We are having an odd DNS problem and I’ve been receiving a lot of good help from many wonderful folks on Twitter. However, we are trying to solve this in 140 characters and that is proving difficult so here is the whole story. If this fails the next step is to contact the friendly folks at Microsoft for only $500.
We run Active Directory Integrated DNS on Windows Server 2003. We have a single DNS server that works fine but we are migrated from our physical Server 2003 box to our virtual farm. Our virtual servers are running Server 2008 R2. The plan was, and hopefully still is, to add a Server 2008 R2 Domain Controller with DNS, allow it to replicate the DNS via Active Directory, and then point all the clients to the new DNS server. After sufficient time for that to take place then we would remove our old 2003 DNS server and just be running on the new 2008 R2 server.

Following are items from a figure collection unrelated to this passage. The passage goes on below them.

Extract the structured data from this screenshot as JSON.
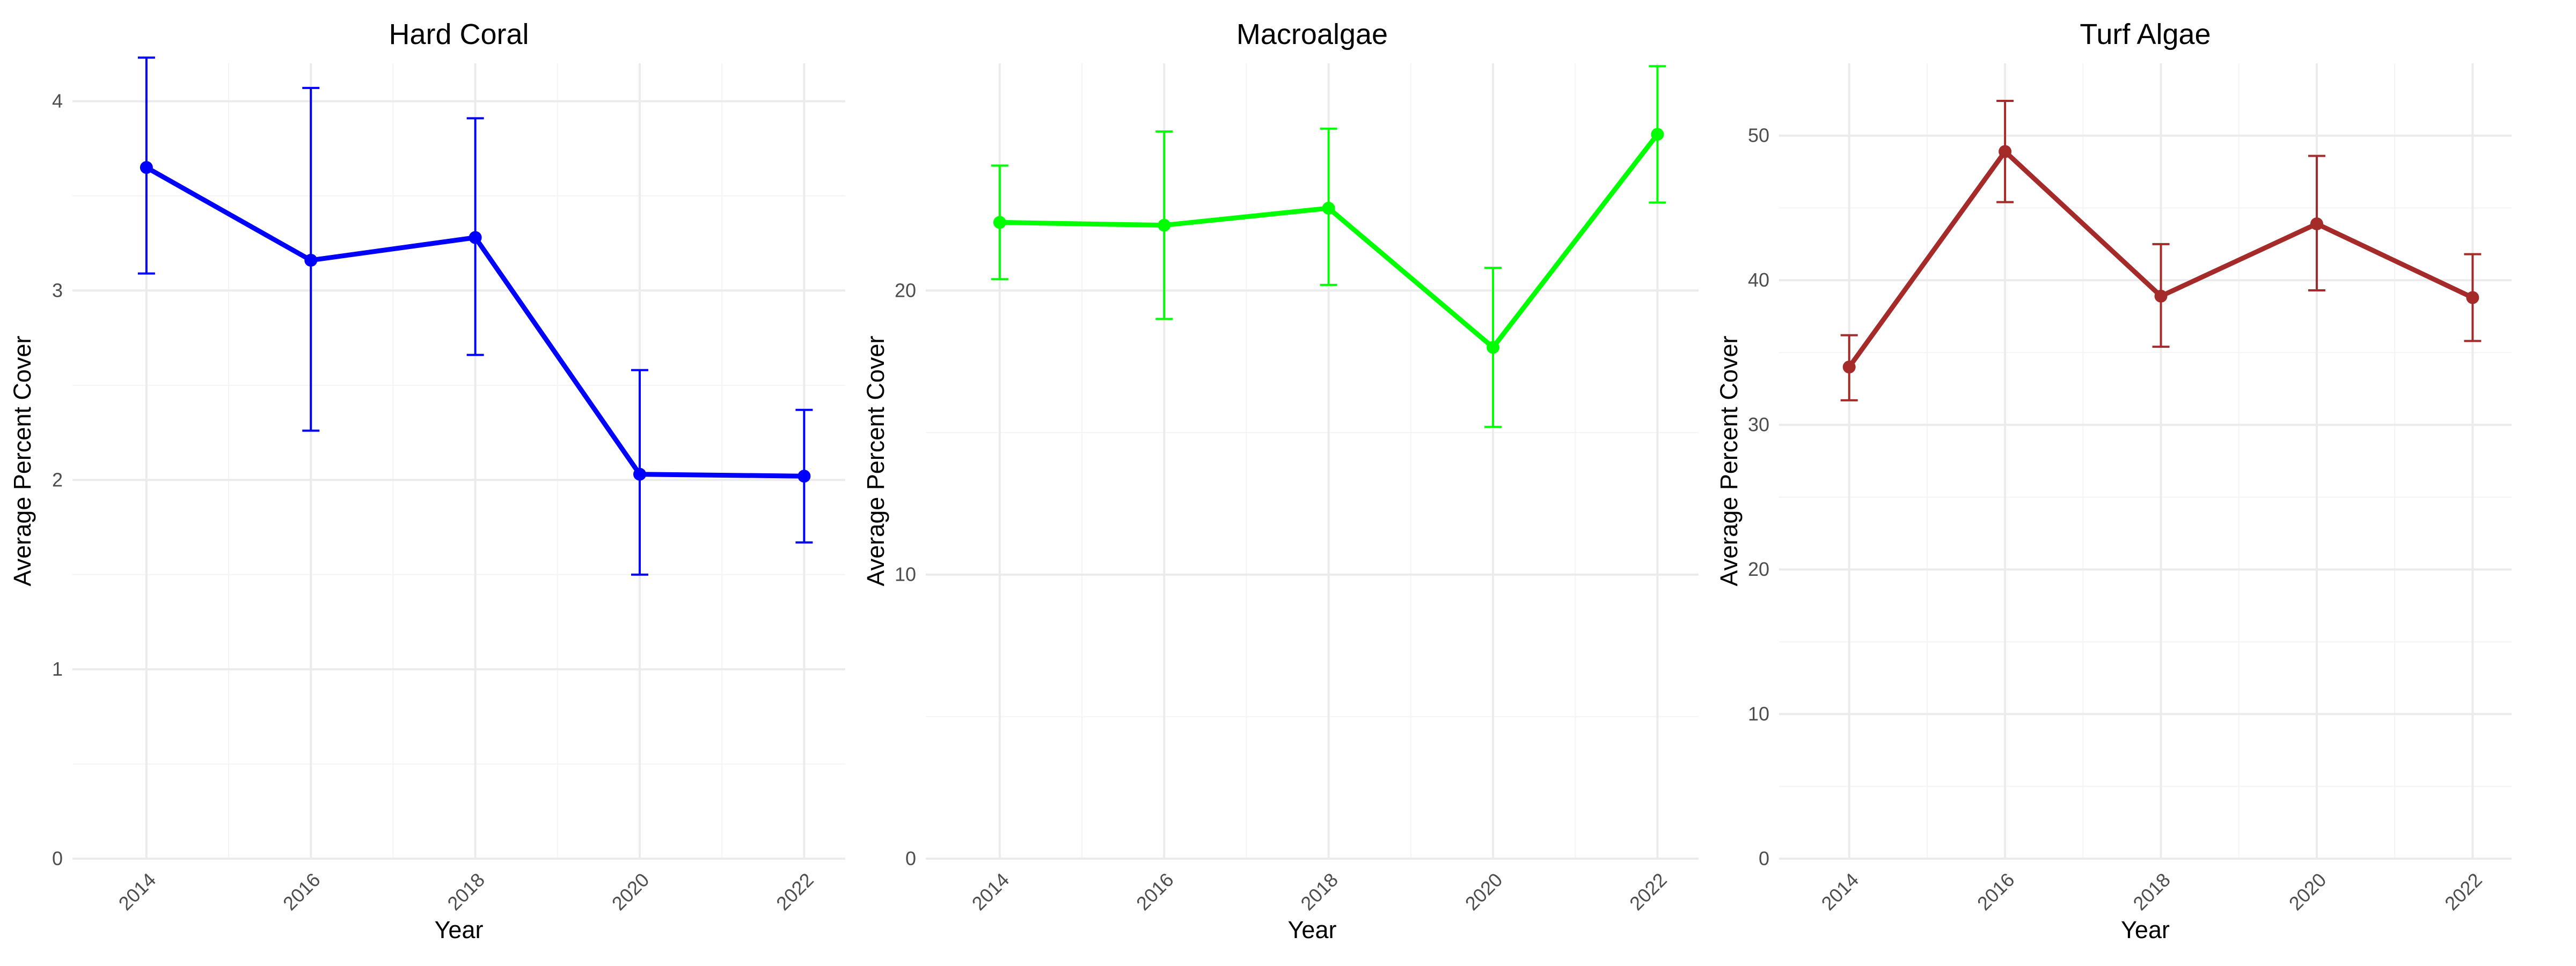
{
  "chart_data": [
    {
      "type": "line",
      "title": "Hard Coral",
      "xlabel": "Year",
      "ylabel": "Average Percent Cover",
      "color": "#0000ff",
      "x": [
        2014,
        2016,
        2018,
        2020,
        2022
      ],
      "x_ticks": [
        "2014",
        "2016",
        "2018",
        "2020",
        "2022"
      ],
      "xlim": [
        2013.1,
        2022.5
      ],
      "ylim": [
        0,
        4.2
      ],
      "y_ticks": [
        0,
        1,
        2,
        3,
        4
      ],
      "y_tick_labels": [
        "0",
        "1",
        "2",
        "3",
        "4"
      ],
      "grid": true,
      "series": [
        {
          "values": [
            3.65,
            3.16,
            3.28,
            2.03,
            2.02
          ],
          "error_low": [
            3.09,
            2.26,
            2.66,
            1.5,
            1.67
          ],
          "error_high": [
            4.23,
            4.07,
            3.91,
            2.58,
            2.37
          ]
        }
      ]
    },
    {
      "type": "line",
      "title": "Macroalgae",
      "xlabel": "Year",
      "ylabel": "Average Percent Cover",
      "color": "#00ff00",
      "x": [
        2014,
        2016,
        2018,
        2020,
        2022
      ],
      "x_ticks": [
        "2014",
        "2016",
        "2018",
        "2020",
        "2022"
      ],
      "xlim": [
        2013.1,
        2022.5
      ],
      "ylim": [
        0,
        28
      ],
      "y_ticks": [
        0,
        10,
        20
      ],
      "y_tick_labels": [
        "0",
        "10",
        "20"
      ],
      "grid": true,
      "series": [
        {
          "values": [
            22.4,
            22.3,
            22.9,
            18.0,
            25.5
          ],
          "error_low": [
            20.4,
            19.0,
            20.2,
            15.2,
            23.1
          ],
          "error_high": [
            24.4,
            25.6,
            25.7,
            20.8,
            27.9
          ]
        }
      ]
    },
    {
      "type": "line",
      "title": "Turf Algae",
      "xlabel": "Year",
      "ylabel": "Average Percent Cover",
      "color": "#a52a2a",
      "x": [
        2014,
        2016,
        2018,
        2020,
        2022
      ],
      "x_ticks": [
        "2014",
        "2016",
        "2018",
        "2020",
        "2022"
      ],
      "xlim": [
        2013.1,
        2022.5
      ],
      "ylim": [
        0,
        55
      ],
      "y_ticks": [
        0,
        10,
        20,
        30,
        40,
        50
      ],
      "y_tick_labels": [
        "0",
        "10",
        "20",
        "30",
        "40",
        "50"
      ],
      "grid": true,
      "series": [
        {
          "values": [
            34.0,
            48.9,
            38.9,
            43.9,
            38.8
          ],
          "error_low": [
            31.7,
            45.4,
            35.4,
            39.3,
            35.8
          ],
          "error_high": [
            36.2,
            52.4,
            42.5,
            48.6,
            41.8
          ]
        }
      ]
    }
  ]
}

I ran dcpomo on the 2008 R2 server, which added DNS, and the replication started. Everything went just as numerous articles said it would. The problem is that the new DNS server will not reliably resolve external domain names. It works fine internally but now when going upstream to our external DNS server, which is provided by our local fiber internet service.
When you run an nslookup on the new 2008 R2 DNS server you get a time-out the first try. You can then run it a second time at which point it works and will continue to work until you try a different domain. So if you nslookup yahoo.com the first response will be a time-out. The second and each subsequent time it will work fine until you switch and try google.com. Then that one will work but if you go back and try yahoo.com again it will time-out the first time.
The AD integration part is working as both the old 2003 DNS server and the new 2008 R2 DNS server are keeping each other up-to-date however for reasons we haven’t uncovered yet the 2008 R2 server is not resolving external names.
We have confirmed that our firewall is EDNS and DNSSEC compatible and passes the larger UDP packets. We have also tried disabling EDNS on the server but it has no effect. Whether on or off the time-out still occurs.
Seems we are missing something obvious but what?